Damon Runyon (b 4 Oct 1884, d 10 Dec 1946) is an author who never fails to make you feel better for having read him. He is best known for his short stories celebrating the world of Broadway in New York City during the 1930's. His world is that of the lowlife, sub-surface city dwellers, those either actively engaged in crime or on the periphery. A cavalcade of characters, gamblers, thieves, actors and gangsters pass by, all with names like "Nathan Detroit", "Big Jule", "Harry the Horse", "Good Time Charlie", "Dave the Dude", "Sleepout Sam Levinsky", "Lone Louie", "Little Isadore" and "Spanish John" etc etc. The stories are hilariously funny. A peculiarity is that they are all written in the present tense.

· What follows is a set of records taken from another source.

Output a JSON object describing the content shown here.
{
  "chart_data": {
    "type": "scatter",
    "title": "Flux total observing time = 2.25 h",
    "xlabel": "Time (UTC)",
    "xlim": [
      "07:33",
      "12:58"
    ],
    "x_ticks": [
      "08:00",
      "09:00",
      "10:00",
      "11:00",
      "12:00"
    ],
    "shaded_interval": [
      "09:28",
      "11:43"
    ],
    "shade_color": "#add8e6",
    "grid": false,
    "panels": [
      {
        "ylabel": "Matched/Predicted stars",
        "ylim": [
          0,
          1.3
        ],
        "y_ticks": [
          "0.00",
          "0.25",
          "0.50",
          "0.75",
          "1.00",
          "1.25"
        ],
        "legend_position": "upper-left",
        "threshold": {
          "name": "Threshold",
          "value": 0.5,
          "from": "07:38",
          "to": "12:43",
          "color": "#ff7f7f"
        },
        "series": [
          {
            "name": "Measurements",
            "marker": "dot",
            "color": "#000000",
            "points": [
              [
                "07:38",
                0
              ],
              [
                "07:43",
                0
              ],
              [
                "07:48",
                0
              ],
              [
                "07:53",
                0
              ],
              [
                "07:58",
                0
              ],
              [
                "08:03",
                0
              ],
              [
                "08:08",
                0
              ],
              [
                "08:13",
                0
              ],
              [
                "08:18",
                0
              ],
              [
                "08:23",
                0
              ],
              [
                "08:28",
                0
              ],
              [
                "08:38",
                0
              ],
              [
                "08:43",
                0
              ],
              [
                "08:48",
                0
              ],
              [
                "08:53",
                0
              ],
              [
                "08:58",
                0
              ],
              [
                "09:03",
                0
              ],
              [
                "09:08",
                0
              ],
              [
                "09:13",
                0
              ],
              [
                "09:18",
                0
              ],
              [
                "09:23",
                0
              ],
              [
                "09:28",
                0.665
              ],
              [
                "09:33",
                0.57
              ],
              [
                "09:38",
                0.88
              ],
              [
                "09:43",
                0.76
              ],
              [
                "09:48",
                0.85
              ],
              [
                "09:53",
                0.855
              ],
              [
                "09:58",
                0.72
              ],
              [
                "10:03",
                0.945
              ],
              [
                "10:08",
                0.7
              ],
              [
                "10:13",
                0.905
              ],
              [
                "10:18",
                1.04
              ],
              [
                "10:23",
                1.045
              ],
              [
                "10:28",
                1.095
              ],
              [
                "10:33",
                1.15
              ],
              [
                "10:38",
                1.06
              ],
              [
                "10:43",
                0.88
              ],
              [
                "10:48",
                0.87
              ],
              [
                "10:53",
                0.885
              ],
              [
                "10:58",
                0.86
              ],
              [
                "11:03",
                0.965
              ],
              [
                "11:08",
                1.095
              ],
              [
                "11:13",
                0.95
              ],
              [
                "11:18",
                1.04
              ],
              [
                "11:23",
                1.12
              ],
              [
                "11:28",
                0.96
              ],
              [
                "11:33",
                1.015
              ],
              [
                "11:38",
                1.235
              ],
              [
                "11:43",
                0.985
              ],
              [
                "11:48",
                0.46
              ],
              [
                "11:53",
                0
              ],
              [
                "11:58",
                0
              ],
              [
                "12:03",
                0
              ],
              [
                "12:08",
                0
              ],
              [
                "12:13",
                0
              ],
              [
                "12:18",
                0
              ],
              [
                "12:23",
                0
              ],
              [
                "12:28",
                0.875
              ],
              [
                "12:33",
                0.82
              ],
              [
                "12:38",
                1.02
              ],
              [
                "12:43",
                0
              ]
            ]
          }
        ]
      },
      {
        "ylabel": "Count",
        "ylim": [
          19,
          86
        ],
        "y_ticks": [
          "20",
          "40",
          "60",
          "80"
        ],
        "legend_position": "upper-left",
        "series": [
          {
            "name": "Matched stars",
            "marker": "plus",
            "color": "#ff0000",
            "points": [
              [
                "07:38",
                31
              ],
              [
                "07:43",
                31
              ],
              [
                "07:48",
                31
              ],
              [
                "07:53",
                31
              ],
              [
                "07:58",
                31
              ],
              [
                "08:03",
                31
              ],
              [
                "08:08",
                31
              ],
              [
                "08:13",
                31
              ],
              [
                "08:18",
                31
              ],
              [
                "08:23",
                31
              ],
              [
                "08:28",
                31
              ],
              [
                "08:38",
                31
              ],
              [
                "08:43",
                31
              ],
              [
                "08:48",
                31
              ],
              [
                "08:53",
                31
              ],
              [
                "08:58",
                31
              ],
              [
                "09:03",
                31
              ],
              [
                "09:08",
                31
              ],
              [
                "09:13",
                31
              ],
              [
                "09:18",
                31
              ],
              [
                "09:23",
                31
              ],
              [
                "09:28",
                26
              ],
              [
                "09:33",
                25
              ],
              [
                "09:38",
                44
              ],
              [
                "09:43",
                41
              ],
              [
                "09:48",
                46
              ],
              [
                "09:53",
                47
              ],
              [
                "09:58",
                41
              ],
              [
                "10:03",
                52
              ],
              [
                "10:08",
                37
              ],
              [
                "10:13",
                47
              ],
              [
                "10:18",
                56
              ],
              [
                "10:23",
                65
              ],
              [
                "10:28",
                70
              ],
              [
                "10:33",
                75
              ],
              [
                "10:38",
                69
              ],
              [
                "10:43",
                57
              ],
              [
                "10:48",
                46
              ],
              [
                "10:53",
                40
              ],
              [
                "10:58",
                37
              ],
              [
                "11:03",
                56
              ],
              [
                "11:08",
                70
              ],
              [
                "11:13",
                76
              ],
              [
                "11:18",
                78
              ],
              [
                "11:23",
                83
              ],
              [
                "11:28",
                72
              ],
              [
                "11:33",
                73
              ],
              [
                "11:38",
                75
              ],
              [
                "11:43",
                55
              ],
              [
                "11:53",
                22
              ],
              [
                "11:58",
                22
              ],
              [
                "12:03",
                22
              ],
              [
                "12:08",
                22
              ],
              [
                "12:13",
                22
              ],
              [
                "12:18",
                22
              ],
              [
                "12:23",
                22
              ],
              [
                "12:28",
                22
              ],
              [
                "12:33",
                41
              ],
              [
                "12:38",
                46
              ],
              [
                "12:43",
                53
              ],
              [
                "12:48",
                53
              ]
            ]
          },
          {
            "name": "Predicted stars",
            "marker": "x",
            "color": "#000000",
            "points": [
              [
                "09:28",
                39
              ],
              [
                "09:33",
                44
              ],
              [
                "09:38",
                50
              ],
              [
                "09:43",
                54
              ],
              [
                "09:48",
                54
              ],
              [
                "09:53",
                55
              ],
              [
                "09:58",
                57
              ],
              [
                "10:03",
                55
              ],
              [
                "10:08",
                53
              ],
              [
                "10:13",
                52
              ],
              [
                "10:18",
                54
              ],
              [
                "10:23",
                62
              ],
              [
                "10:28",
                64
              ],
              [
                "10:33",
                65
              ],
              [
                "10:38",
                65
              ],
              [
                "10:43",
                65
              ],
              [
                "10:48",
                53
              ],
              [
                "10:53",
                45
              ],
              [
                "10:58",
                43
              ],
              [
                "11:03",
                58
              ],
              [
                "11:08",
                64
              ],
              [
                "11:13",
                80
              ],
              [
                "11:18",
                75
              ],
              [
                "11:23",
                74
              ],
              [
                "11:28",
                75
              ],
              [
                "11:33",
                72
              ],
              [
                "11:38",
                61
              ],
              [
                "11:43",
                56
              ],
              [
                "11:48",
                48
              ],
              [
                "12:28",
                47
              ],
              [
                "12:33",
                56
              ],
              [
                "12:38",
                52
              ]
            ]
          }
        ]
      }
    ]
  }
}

Here's an example : It is maybe 11.30 of a Wednesday night, and I am standing at the corner of Forty-eighth Street and Seventh Avenue, thinking about my blood pressure, which is a proposition I never before think much about. In fact, I never hear of my blood pressure before this Wednesday afternoon when I go around to see Doc Brennan about my stomach, and he puts a gag on my arm and tells me that my blood pressure is higher than a cat's back, and the idea is for me to be careful about what I eat, and to avoid excitement, or I may pop off all of a sudden when I am least expecting it. 'A nervous man such as you with a blood pressure away up in the paint cards must live quietly,' Doc Brennan says. 'Ten bucks, please,' he says. That story 'Blood Pressure' was one of the Runyon stories on which the successful film and stage musical 'Guys and Dolls' was based. If you have never had the pleasure of reading Runyon's work then you owe it to yourself to make his acquaintance immediately.